Having a powerful arm, notes senior quarterback Justin Worley, also boosts Ferguson's stature on the field as well.

"He's done a great job of getting in his playbook and starting to understand things. I mean, it's always hard coming in first year. You may not know the little things that go on at the next level, but he's done a great job of picking that up. He's got a big arm, I'll tell you that," said Worley, who's the elder statesman competing for the job but still trying to help his position peers. "He may not be the tallest guy or the strongest guy, but he's got a big arm for what he's showing. He's an exciting player. He's competitive, too. That's a big thing."

Even McNeil and the defensive players see Ferguson both feeding off of and growing from his competitive drive on the field.

"Just his ability to be a leader. (Ferguson) throws the ball pretty accurately," McNeil said. "He gets very frustrated when he throws an interception, but he tries to move past it and keep going."

Up next for Ferguson, and each of the other three combatants in the QB derby --- Worley, Nathan Peterman, Joshua Dobbs --- is a key session early Saturday morning.

"Well, continue to improve. Take care of the football. Now we add a whole other completely set of different installations. The install continues to grow. So now, you can't let the mind tie the feet up," Jones explained. "So now we add some more down and distance components. Today it was normal downs, first-and-10, second-and-8. Now you add in third down. You add in situational football. So the nuances of the game continue to expand as well. Not just with the installation but situational football. Formations, personnel groupings, different tempos of the offense. The volume continues to grow, so now the fundamentals, the small details. That has to become second nature. Everything continues to expand."

With a day-by-day approach, Ferguson believes he'll be ready.

"I'm just trying to get better every day, taking it one day at a time, learning from the other quarterbacks," Ferguson said. "We all learn from each other, so that's what we've been doing throughout all of camp and all through spring. …

"I'm just going out and being who I am, playing quarterback. Just working with my teammates every day and getting the chemistry down. And you know, just hoping for the best during spring and then going into the fall."


The absence of football pads did not detract from the physically demanding nature of Tennessee's practice Friday afternoon --- particularly for the Vols' offense. Justin Worley told that offensive coordinator Mike Bajakian had a shot-clock on his Vols' offense, and when they didn't get the play off before the buzzer sounded, it was charted.
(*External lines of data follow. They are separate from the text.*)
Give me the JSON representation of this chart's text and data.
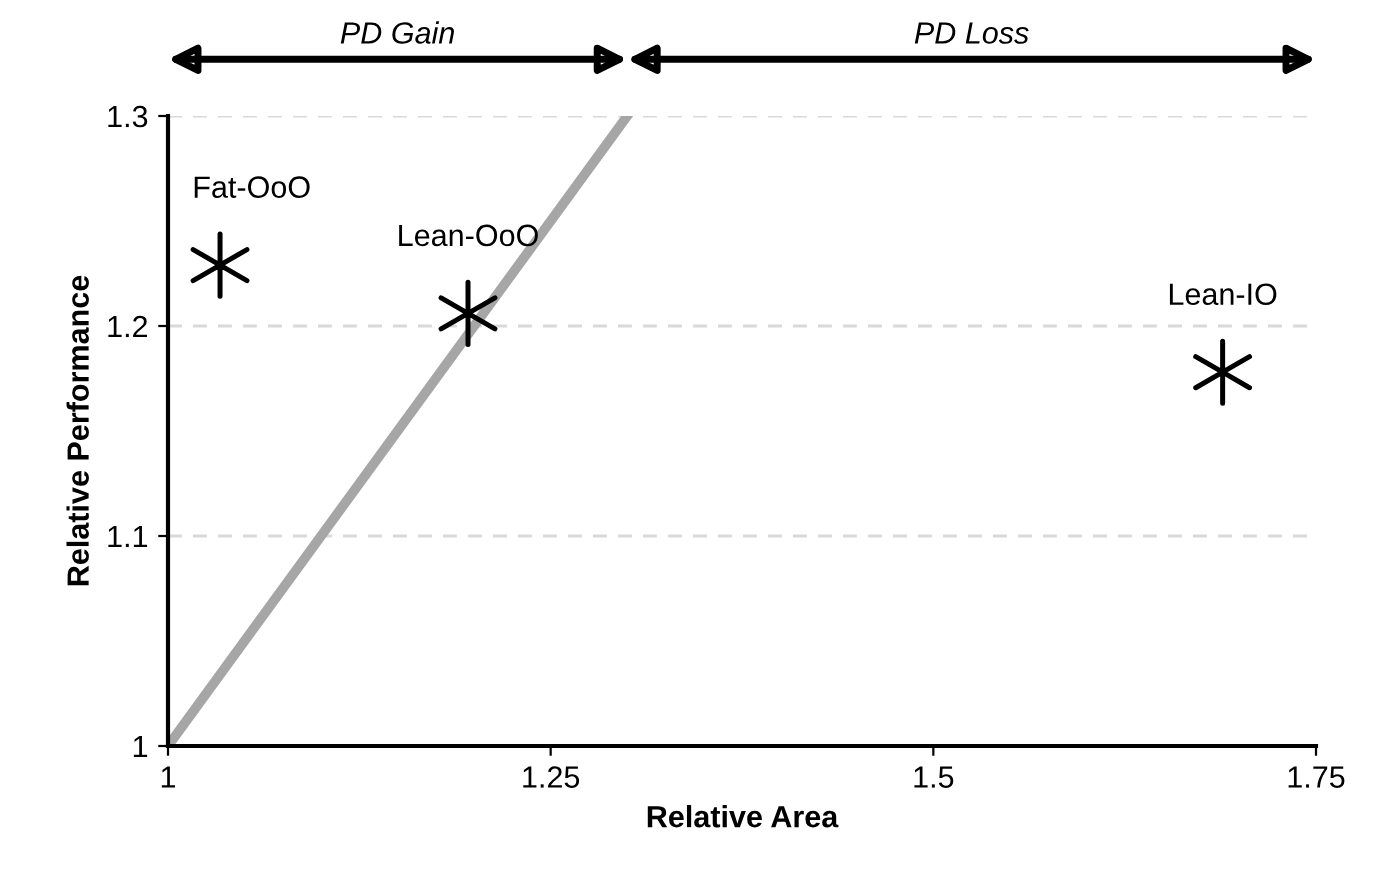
{
  "chart_data": {
    "type": "scatter",
    "xlabel": "Relative Area",
    "ylabel": "Relative Performance",
    "annotations": [
      "PD Gain",
      "PD Loss",
      {
        "text": "Fat-OoO",
        "x": 1.034,
        "y": 1.229
      },
      {
        "text": "Lean-OoO",
        "x": 1.196,
        "y": 1.206
      },
      {
        "text": "Lean-IO",
        "x": 1.689,
        "y": 1.178
      }
    ],
    "series": [
      {
        "color": "#000000",
        "marker": "cross",
        "x": [
          1.034,
          1.196,
          1.689
        ],
        "values": [
          1.229,
          1.206,
          1.178
        ]
      },
      {
        "type": "line",
        "color": "#a6a6a6",
        "marker": "none",
        "line_style": "solid",
        "x": [
          1,
          1.3
        ],
        "values": [
          1,
          1.3
        ]
      }
    ],
    "xlim": [
      1,
      1.75
    ],
    "ylim": [
      1,
      1.3
    ],
    "xticks": [
      1,
      1.25,
      1.5,
      1.75
    ],
    "yticks": [
      1,
      1.1,
      1.2,
      1.3
    ],
    "grid": "y"
  }
}
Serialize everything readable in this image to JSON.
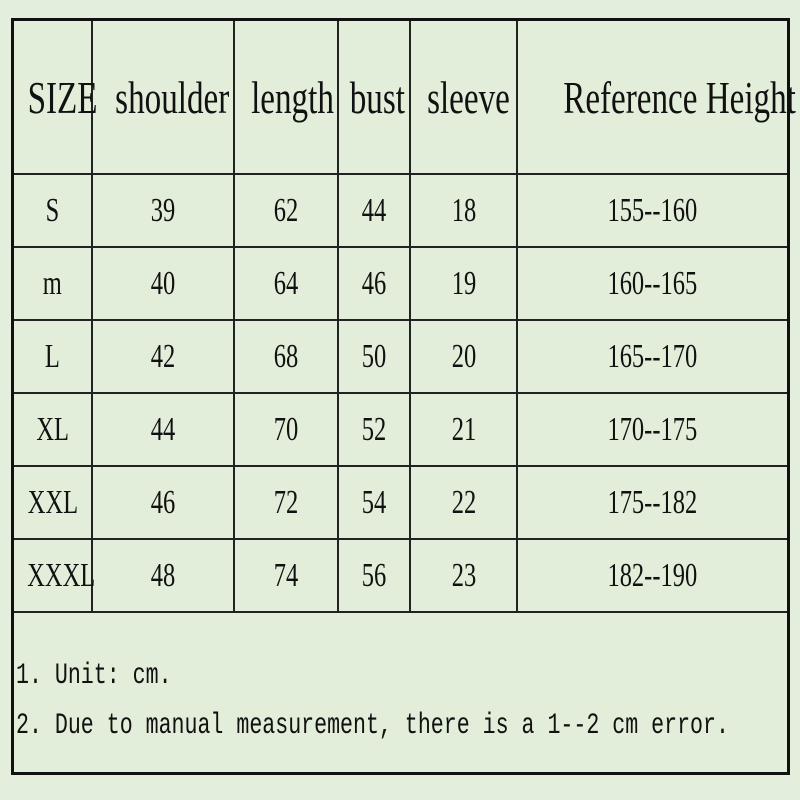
{
  "headers": [
    "SIZE",
    "shoulder",
    "length",
    "bust",
    "sleeve",
    "Reference Height"
  ],
  "rows": [
    [
      "S",
      "39",
      "62",
      "44",
      "18",
      "155--160"
    ],
    [
      "m",
      "40",
      "64",
      "46",
      "19",
      "160--165"
    ],
    [
      "L",
      "42",
      "68",
      "50",
      "20",
      "165--170"
    ],
    [
      "XL",
      "44",
      "70",
      "52",
      "21",
      "170--175"
    ],
    [
      "XXL",
      "46",
      "72",
      "54",
      "22",
      "175--182"
    ],
    [
      "XXXL",
      "48",
      "74",
      "56",
      "23",
      "182--190"
    ]
  ],
  "notes": [
    "1. Unit: cm.",
    "2. Due to manual measurement, there is a 1--2 cm error."
  ],
  "colors": {
    "background": "#e4eedd",
    "border": "#111111",
    "text": "#111111"
  }
}
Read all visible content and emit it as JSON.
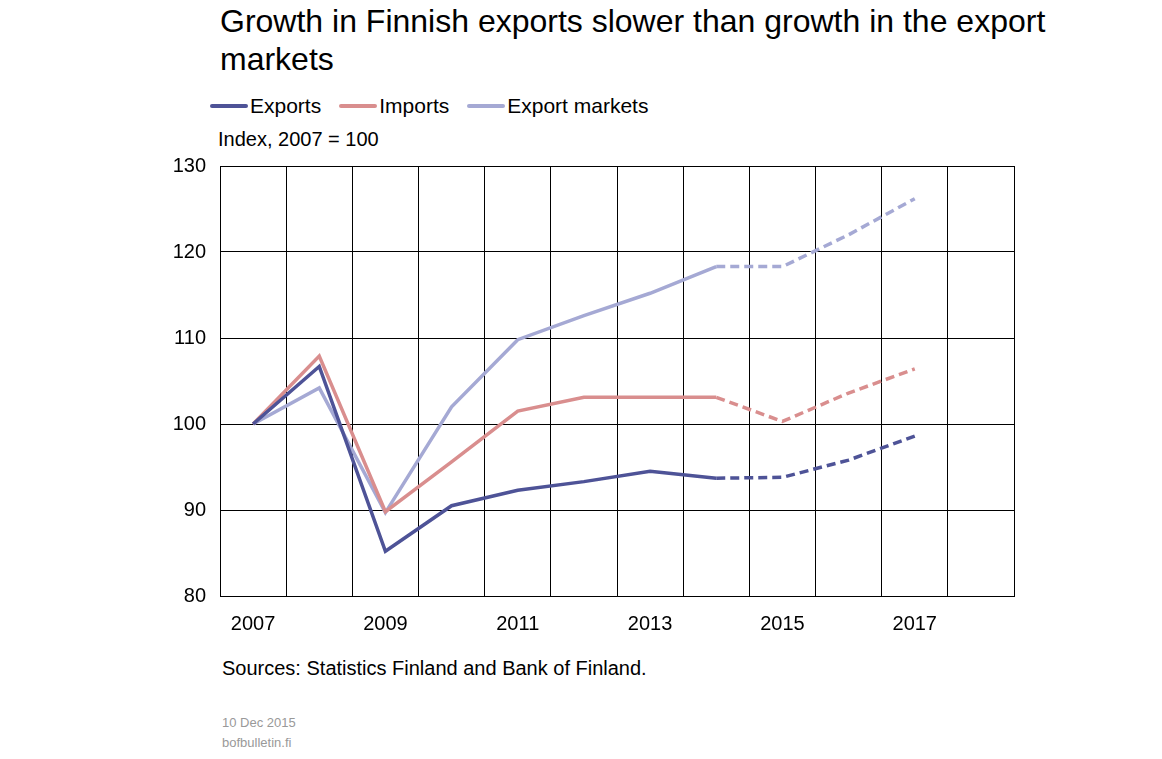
{
  "chart_data": {
    "type": "line",
    "title": "Growth in Finnish exports slower than growth in the export markets",
    "ylabel": "Index, 2007 = 100",
    "source": "Sources: Statistics Finland and Bank of Finland.",
    "footer": [
      "10 Dec 2015",
      "bofbulletin.fi"
    ],
    "categories": [
      "2007",
      null,
      "2009",
      null,
      "2011",
      null,
      "2013",
      null,
      "2015",
      null,
      "2017",
      null
    ],
    "series": [
      {
        "name": "Exports",
        "color": "#4e5397",
        "line_style": "solid",
        "values": [
          100,
          106.7,
          85.2,
          90.5,
          92.3,
          93.3,
          94.5,
          93.7,
          null,
          null,
          null,
          null
        ]
      },
      {
        "name": "Imports",
        "color": "#d98e8e",
        "line_style": "solid",
        "values": [
          100,
          107.9,
          89.8,
          95.6,
          101.5,
          103.1,
          103.1,
          103.1,
          null,
          null,
          null,
          null
        ]
      },
      {
        "name": "Export markets",
        "color": "#a5a9d4",
        "line_style": "solid",
        "values": [
          100,
          104.2,
          89.7,
          102.0,
          109.8,
          112.6,
          115.2,
          118.3,
          null,
          null,
          null,
          null
        ]
      },
      {
        "name": "Exports",
        "color": "#4e5397",
        "line_style": "dashed",
        "values": [
          null,
          null,
          null,
          null,
          null,
          null,
          null,
          93.7,
          93.8,
          95.8,
          98.6,
          null
        ]
      },
      {
        "name": "Imports",
        "color": "#d98e8e",
        "line_style": "dashed",
        "values": [
          null,
          null,
          null,
          null,
          null,
          null,
          null,
          103.1,
          100.3,
          103.6,
          106.4,
          null
        ]
      },
      {
        "name": "Export markets",
        "color": "#a5a9d4",
        "line_style": "dashed",
        "values": [
          null,
          null,
          null,
          null,
          null,
          null,
          null,
          118.3,
          118.3,
          122.0,
          126.2,
          null
        ]
      }
    ],
    "ylim": [
      80,
      130
    ],
    "yticks": [
      80,
      90,
      100,
      110,
      120,
      130
    ],
    "grid": true
  }
}
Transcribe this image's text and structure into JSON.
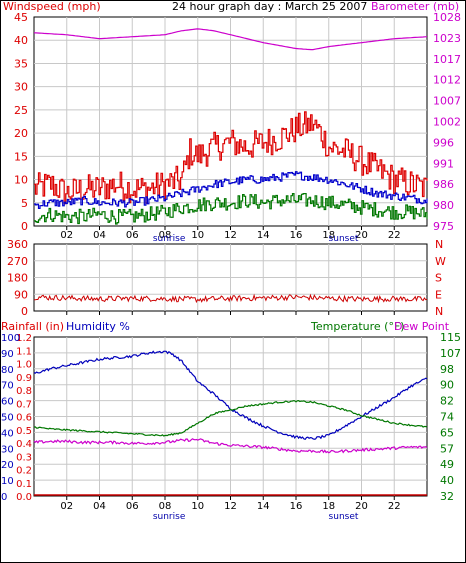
{
  "header": {
    "left_label": "Windspeed (mph)",
    "title": "24 hour graph day : March 25 2007",
    "right_label": "Barometer (mb)"
  },
  "colors": {
    "wind": "#dd0000",
    "wind_gust": "#ff0000",
    "wind_avg": "#0000cc",
    "wind_low": "#007700",
    "baro": "#cc00cc",
    "dir": "#cc0000",
    "humidity": "#0000bb",
    "temperature": "#007700",
    "dewpoint": "#cc00cc",
    "rain": "#cc0000",
    "grid": "#c8c8c8"
  },
  "x_ticks": [
    "02",
    "04",
    "06",
    "08",
    "10",
    "12",
    "14",
    "16",
    "18",
    "20",
    "22"
  ],
  "x_tick_hours": [
    2,
    4,
    6,
    8,
    10,
    12,
    14,
    16,
    18,
    20,
    22
  ],
  "sunrise_label": "sunrise",
  "sunset_label": "sunset",
  "chart_data": [
    {
      "type": "line",
      "name_ref": "wind",
      "ylabel_left": "Windspeed (mph)",
      "ylabel_right": "Barometer (mb)",
      "y_left_ticks": [
        "0",
        "5",
        "10",
        "15",
        "20",
        "25",
        "30",
        "35",
        "40",
        "45"
      ],
      "y_left_range": [
        0,
        45
      ],
      "y_right_ticks": [
        "975",
        "980",
        "986",
        "991",
        "996",
        "1002",
        "1007",
        "1012",
        "1017",
        "1023",
        "1028"
      ],
      "y_right_range": [
        975,
        1028
      ],
      "x_range": [
        0,
        24
      ],
      "series": [
        {
          "key": "gust",
          "x": [
            0,
            1,
            2,
            3,
            4,
            5,
            6,
            7,
            8,
            9,
            9.5,
            10,
            11,
            12,
            13,
            14,
            15,
            16,
            17,
            17.5,
            18,
            19,
            20,
            21,
            22,
            23,
            24
          ],
          "values": [
            8,
            9,
            7,
            8,
            8,
            9,
            8,
            8,
            9,
            10,
            16,
            15,
            17,
            18,
            17,
            18,
            19,
            21,
            22,
            20,
            17,
            16,
            14,
            12,
            10,
            9,
            8
          ]
        },
        {
          "key": "avg",
          "x": [
            0,
            1,
            2,
            3,
            4,
            5,
            6,
            7,
            8,
            9,
            10,
            11,
            12,
            13,
            14,
            15,
            16,
            17,
            18,
            19,
            20,
            21,
            22,
            23,
            24
          ],
          "values": [
            4.5,
            5,
            5,
            5.5,
            5,
            5,
            5,
            5.5,
            6,
            7,
            8,
            9,
            9.5,
            10,
            10,
            10.5,
            11,
            10.5,
            10,
            9,
            8,
            7,
            6.5,
            6,
            5.5
          ]
        },
        {
          "key": "low",
          "x": [
            0,
            1,
            2,
            3,
            4,
            5,
            6,
            7,
            8,
            9,
            10,
            11,
            12,
            13,
            14,
            15,
            16,
            17,
            18,
            19,
            20,
            21,
            22,
            23,
            24
          ],
          "values": [
            2,
            2.5,
            2,
            2,
            2.5,
            2,
            2,
            2.5,
            3,
            4,
            4.5,
            5,
            5,
            5.5,
            5,
            5.5,
            5.5,
            5.5,
            5,
            4.5,
            4,
            3.5,
            3,
            3,
            2.5
          ]
        },
        {
          "key": "baro",
          "x": [
            0,
            2,
            4,
            6,
            8,
            9,
            10,
            11,
            12,
            14,
            16,
            17,
            18,
            20,
            22,
            24
          ],
          "values": [
            1024,
            1023.5,
            1022.5,
            1023,
            1023.5,
            1024.5,
            1025,
            1024.5,
            1023.5,
            1021.5,
            1020,
            1019.7,
            1020.5,
            1021.5,
            1022.5,
            1023
          ]
        }
      ]
    },
    {
      "type": "line",
      "name_ref": "direction",
      "y_left_ticks": [
        "0",
        "90",
        "180",
        "270",
        "360"
      ],
      "y_left_range": [
        0,
        360
      ],
      "right_ticks": [
        "N",
        "W",
        "S",
        "E",
        "N"
      ],
      "x_range": [
        0,
        24
      ],
      "series": [
        {
          "key": "dir",
          "x": [
            0,
            2,
            4,
            6,
            8,
            10,
            12,
            14,
            16,
            18,
            20,
            22,
            24
          ],
          "values": [
            75,
            70,
            65,
            68,
            66,
            62,
            68,
            70,
            75,
            68,
            64,
            66,
            62
          ]
        }
      ]
    },
    {
      "type": "line",
      "name_ref": "rain-humidity-temp",
      "labels": {
        "rain": "Rainfall (in)",
        "humidity": "Humidity %",
        "temperature": "Temperature (°F)",
        "dewpoint": "Dew Point"
      },
      "y_rain_ticks": [
        "0.0",
        "0.1",
        "0.2",
        "0.3",
        "0.4",
        "0.5",
        "0.6",
        "0.7",
        "0.8",
        "0.9",
        "1.0",
        "1.1",
        "1.2"
      ],
      "y_rain_range": [
        0,
        1.2
      ],
      "y_hum_ticks": [
        "0",
        "10",
        "20",
        "30",
        "40",
        "50",
        "60",
        "70",
        "80",
        "90",
        "100"
      ],
      "y_hum_range": [
        0,
        100
      ],
      "y_temp_ticks": [
        "32",
        "40",
        "49",
        "57",
        "65",
        "74",
        "82",
        "90",
        "98",
        "107",
        "115"
      ],
      "y_temp_range": [
        32,
        115
      ],
      "x_range": [
        0,
        24
      ],
      "series": [
        {
          "key": "humidity",
          "x": [
            0,
            1,
            2,
            3,
            4,
            5,
            6,
            7,
            8,
            8.5,
            9,
            10,
            11,
            12,
            13,
            14,
            15,
            16,
            17,
            18,
            19,
            20,
            21,
            22,
            23,
            24
          ],
          "values": [
            77,
            80,
            82,
            84,
            86,
            87,
            88,
            90,
            91,
            89,
            85,
            72,
            64,
            55,
            49,
            44,
            40,
            37,
            36,
            38,
            44,
            50,
            56,
            62,
            69,
            74
          ]
        },
        {
          "key": "temperature",
          "x": [
            0,
            1,
            2,
            3,
            4,
            5,
            6,
            7,
            8,
            9,
            10,
            11,
            12,
            13,
            14,
            15,
            16,
            17,
            18,
            19,
            20,
            21,
            22,
            23,
            24
          ],
          "values": [
            68,
            67,
            66.5,
            66,
            65.5,
            65,
            64.5,
            64,
            63.5,
            65,
            70,
            75,
            77,
            79,
            80,
            81,
            81.5,
            81,
            79,
            77,
            74,
            72,
            70,
            69,
            68
          ]
        },
        {
          "key": "dewpoint",
          "x": [
            0,
            1,
            2,
            3,
            4,
            5,
            6,
            7,
            8,
            9,
            10,
            11,
            12,
            13,
            14,
            15,
            16,
            17,
            18,
            19,
            20,
            21,
            22,
            23,
            24
          ],
          "values": [
            60,
            60.5,
            60.5,
            60,
            60,
            60,
            59.5,
            59.5,
            60,
            61,
            61.5,
            59.5,
            58.5,
            58,
            57.5,
            56.5,
            55.5,
            55.5,
            55,
            55.5,
            56,
            56.5,
            57,
            57.5,
            57.5
          ]
        },
        {
          "key": "rain",
          "x": [
            0,
            24
          ],
          "values": [
            0,
            0
          ]
        }
      ]
    }
  ]
}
By practice's end, Tennessee had enough "shot-clock" violations that offensive players were doing more than 100 pushups.

"Coach Jake's been stressing playing fast, and when they did some self-evaluations over the offseason I think he would have liked us to have gone faster last year," Worley explained. "And he wants us to go fast, even faster than we've been going. So he puts a shot-clock on every snap and if we don't snap it within that time, they'll blow a siren. We keep playing, but that's just tallied up. Every siren. Or every time we don't get it off, that's 10 pushups after practice. We did over 100 pushups today."


Florida native Nathan Peterman knows what he's known for among Tennessee fans. The redshirt sophomore signal-caller was just 4 of 11 for 5 yards and 2 interceptions in his only start a year ago at Florida.

"It's a part of me honestly, whether it's good or not," Peterman said. "I have accepted it and said it's part of my testimony and it's part of what I have learned from. I think my character has been strengthened from it."

After the disaster in the swamp and the surgery on his broken thumb, Peterman admits there were times of doubt, but he feels that's behind him and he's prepared mentally and physically to compete for the starting job.

"Those six weeks in the cast, there was definitely a lot of time to think," said the 6-2, 221-pound redshirt sophomore quarterback. "I definitely went through a lot of stuff there, a 'find yourself' time. I think I have come back with a confident mentality and nothing has changed. I'm a fighter, and I'm going to go out there and try to prove that I'm willing and able to be here and that I can help this team."